Sul risultato ha inciso soprattutto la contrazione del margine di interesse adjusted, sceso del 30% a 20,3 milioni di euro.
Il confronto risente inoltre di un effetto positivo non ricorrente contabilizzato nel primo trimestre 2025, legato a crediti connessi a sentenze della Corte europea dei diritti dell’uomo (CEDU). Hanno inoltre pesato la minore contribuzione del portafoglio finanziario e del trading superbonus, solo in parte compensate dalla crescita degli interessi sui crediti commerciali e dalla riduzione degli interessi passivi.
L’aspetto che maggiormente impressiona nel bilancio di Banca sistema è comunque l’elevato l’ammontare dei crediti deteriorati, assai dilatato al termine dell’ispezione condotta dalla Banca d’Italia a fine 2024 che aveva portato a riclassificare un significativo ammontare dei crediti.
Banca Sistema, nel comunicato sulla trimestrale, sottolinea gli sforzi realizzati lo scorso anno per contenere i deteriorati scesi a 400 milioni (-31% a/a).
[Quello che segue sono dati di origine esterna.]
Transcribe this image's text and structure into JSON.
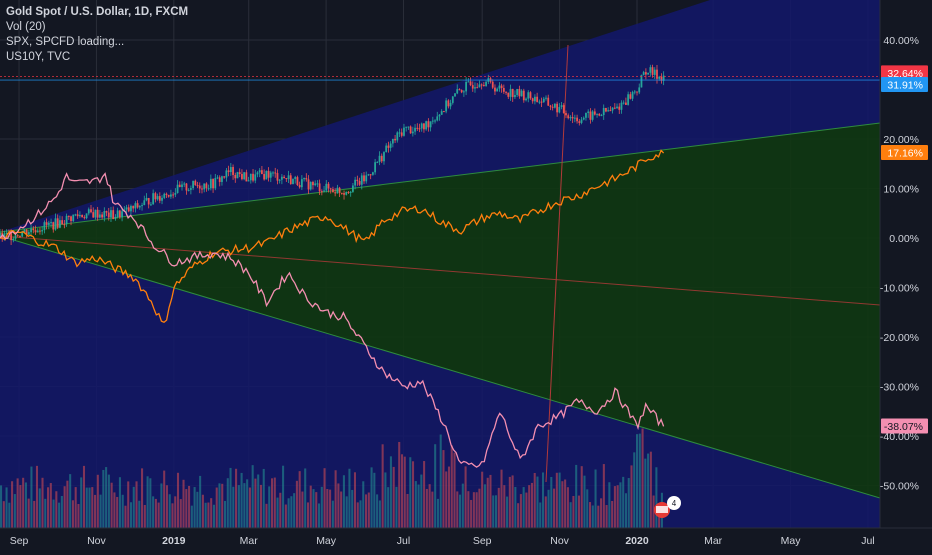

Resta tuttavia il fatto che il rapporto tra crediti deteriorati lordi e crediti lordi, pur in calo dal 21,5% del primo trimestre del 2025, si attesta al 14,5% nel primo trimestre del nuovo anno e, al netto, si colloca al 12,6% rispetto al 19,6% di un anno prima. Per fare un confronto, Intesa Sanpaolo, che può essere considerata un benchmark di eccellenza per il mercato bancario, ha appena archiviato una trimestrale con un rapporto netto tra deteriorati e crediti alla clientela inferiore all’1 per cento.
Per quanto riguarda le altre voci significative nel bilancio trimestrale di Banca Sistema le commissioni nette sono salite a 4 milioni di euro rispetto agli 0,9 milioni del primo trimestre 2025, sostenute principalmente dall’attività di factoring e servicing & collection.
La business line factoring ha registrato turnover pari a 1,4 miliardi di euro, in crescita del 29% su base annua. Gli impieghi factoring hanno raggiunto 1,683 miliardi, in aumento sia rispetto al marzo sia al dicembre 2025, grazie ai maggiori volumi acquistati e al minore ricorso alla cessione di crediti a terzi.
Nel comparto della cessione del quinto, il Gruppo ha erogato 35 milioni di euro di nuovi crediti, in crescita del 22% rispetto allo scorso anno, attraverso il canale diretto QuintoPuoi. Lo stock dei crediti si è attestato a 572 milioni di euro, in calo del 15% su base annua.
“L’unione tra CF+ e Banca Sistema non nasce semplicemente con l’obiettivo di aumentare la scala, ma di costruire una piattaforma di specialty finance più diversificata ed equilibrata”, ha dichiarato Iacopo De Francisco, amministratore delegato di Banca Sistema, sottolineando la solidità patrimoniale e il potenziale industriale del gruppo combinato.